Domination de la plate-forme Lintel
Les Etats-Unis dominent donc de la tête et des épaules ce classement puisqu'ils possèdent près de 6 systèmes sur 10 (291 sur 500 contre « seulement » 257 en juin 2008). Tous les autres pays ont vu leur nombre de systèmes du TOP500 se réduire : 45 systèmes au Royaume-Uni contre 53, 24 en Allemagne (46), 26 en France (34).
Dans le domaine des PC, on connait la fameuse plate-forme Wintel qui associe Windows et Intel, dans celui des supercalculateurs, on pourrait parler de la plate-forme Lintel combinant Linux et Intel. Intel d'abord équipe plus de supercalculateurs sur 4. IBM avec ses microprocesseurs Power et AMD avec sa famille Opteron se partage le reste avec respectivement 60 et 59 systèmes. 7 machines utilisent le processeur Cell développé par IBM et utilisé par la PlayStation 3 de Sony.

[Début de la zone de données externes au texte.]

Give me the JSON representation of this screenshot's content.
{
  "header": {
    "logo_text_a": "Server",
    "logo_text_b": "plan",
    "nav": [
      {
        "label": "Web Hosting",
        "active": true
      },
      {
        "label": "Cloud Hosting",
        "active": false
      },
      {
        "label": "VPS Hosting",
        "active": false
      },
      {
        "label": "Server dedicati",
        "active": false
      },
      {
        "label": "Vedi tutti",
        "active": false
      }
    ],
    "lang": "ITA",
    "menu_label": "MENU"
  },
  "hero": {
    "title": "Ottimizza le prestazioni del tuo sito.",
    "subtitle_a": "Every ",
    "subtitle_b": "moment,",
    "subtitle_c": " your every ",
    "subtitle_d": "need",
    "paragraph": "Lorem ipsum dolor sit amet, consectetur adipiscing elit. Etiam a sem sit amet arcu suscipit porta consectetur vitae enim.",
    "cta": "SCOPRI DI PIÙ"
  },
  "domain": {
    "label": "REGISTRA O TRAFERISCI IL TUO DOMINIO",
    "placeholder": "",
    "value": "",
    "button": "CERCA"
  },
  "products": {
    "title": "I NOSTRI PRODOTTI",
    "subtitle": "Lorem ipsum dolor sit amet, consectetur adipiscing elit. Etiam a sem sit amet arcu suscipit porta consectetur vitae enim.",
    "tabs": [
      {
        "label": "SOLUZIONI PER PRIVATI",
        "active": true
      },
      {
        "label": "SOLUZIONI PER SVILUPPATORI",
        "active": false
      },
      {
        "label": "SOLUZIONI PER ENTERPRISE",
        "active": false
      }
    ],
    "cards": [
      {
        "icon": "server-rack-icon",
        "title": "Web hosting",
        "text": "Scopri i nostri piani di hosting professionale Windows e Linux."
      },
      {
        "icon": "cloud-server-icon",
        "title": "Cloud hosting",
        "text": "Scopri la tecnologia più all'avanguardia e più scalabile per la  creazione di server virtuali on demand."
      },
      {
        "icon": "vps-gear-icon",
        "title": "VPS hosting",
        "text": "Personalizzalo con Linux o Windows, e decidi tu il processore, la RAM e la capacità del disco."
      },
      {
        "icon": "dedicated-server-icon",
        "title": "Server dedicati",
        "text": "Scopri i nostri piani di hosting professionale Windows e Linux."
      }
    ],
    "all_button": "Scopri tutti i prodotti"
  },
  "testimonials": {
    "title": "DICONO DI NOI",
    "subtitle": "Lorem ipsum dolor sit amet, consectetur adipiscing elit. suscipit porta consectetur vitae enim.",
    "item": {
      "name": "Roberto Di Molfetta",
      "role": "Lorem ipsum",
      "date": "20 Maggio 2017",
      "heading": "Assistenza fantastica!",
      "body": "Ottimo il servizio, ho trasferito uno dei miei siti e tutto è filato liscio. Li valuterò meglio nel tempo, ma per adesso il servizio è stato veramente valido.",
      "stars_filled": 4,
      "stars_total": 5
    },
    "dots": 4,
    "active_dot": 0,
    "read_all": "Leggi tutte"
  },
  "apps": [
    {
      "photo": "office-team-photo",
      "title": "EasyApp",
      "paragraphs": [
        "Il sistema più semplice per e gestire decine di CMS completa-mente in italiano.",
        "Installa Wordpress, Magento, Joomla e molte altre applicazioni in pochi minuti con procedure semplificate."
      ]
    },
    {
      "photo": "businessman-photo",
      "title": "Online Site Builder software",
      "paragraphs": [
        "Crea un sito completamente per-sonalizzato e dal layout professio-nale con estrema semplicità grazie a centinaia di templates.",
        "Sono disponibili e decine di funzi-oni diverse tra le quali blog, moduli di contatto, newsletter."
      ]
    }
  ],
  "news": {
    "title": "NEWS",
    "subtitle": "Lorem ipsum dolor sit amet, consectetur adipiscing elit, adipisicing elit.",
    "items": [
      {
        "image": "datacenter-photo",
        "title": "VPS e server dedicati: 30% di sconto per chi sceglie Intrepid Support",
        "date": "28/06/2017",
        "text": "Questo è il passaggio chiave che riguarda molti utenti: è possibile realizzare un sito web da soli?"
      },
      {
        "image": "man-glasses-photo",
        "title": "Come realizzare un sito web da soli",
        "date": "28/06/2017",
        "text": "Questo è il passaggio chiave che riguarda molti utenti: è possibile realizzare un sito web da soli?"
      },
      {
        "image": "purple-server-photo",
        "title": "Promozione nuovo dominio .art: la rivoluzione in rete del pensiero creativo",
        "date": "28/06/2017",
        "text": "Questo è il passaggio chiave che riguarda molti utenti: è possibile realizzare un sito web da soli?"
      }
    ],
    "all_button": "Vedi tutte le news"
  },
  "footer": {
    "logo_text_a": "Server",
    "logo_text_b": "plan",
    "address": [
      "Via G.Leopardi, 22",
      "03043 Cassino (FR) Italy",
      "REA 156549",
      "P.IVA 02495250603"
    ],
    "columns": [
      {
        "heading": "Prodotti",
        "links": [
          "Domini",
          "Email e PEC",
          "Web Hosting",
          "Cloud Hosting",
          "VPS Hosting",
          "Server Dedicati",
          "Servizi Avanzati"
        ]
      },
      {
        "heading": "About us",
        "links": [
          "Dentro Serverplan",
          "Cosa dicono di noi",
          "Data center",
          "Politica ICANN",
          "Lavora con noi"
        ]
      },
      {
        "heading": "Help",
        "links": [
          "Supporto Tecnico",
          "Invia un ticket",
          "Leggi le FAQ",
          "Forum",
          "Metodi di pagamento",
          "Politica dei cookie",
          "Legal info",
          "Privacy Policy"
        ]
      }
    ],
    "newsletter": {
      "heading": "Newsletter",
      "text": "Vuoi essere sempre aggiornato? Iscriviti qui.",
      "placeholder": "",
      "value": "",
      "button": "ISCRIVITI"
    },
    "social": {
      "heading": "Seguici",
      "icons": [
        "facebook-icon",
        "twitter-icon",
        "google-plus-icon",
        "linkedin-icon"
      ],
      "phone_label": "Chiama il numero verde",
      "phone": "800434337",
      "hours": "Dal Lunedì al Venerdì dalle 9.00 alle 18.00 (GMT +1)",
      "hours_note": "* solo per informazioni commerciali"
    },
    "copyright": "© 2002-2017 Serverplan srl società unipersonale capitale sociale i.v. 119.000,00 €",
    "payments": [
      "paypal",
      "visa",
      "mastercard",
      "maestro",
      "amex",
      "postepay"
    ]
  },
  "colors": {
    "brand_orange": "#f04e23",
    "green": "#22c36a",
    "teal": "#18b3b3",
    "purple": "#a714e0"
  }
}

La domination de Linux est encore plus marquée avec 439 machines sur 500. Microsoft qui tente d'entrer sur ce marché avec sa version Windows CCS (Computer Cluster Server) ne connaît pour l'instant qu'un succès d'estime, seulement 5 systèmes sur 500.
L'évolution technologique est extrêmement rapide. Les processeurs quadricœurs se sont diffusés très rapidement et motorisent 336 systèmes contre 153 processeurs à double cœur. L'architecture dominante est le cluster avec 410 machines devant les systèmes MPP (machines massivement parallèles).
Coté fournisseurs, IBM et HP dominent assez largement ce classement : HP en unités avec 209 machines, IBM en puissance (38% de la performance cumulée contre 25 % à HP). Les autres fournisseurs sont Cray (21 systèmes), Dell (21), SGI (17), Sun (7) et Bull (3).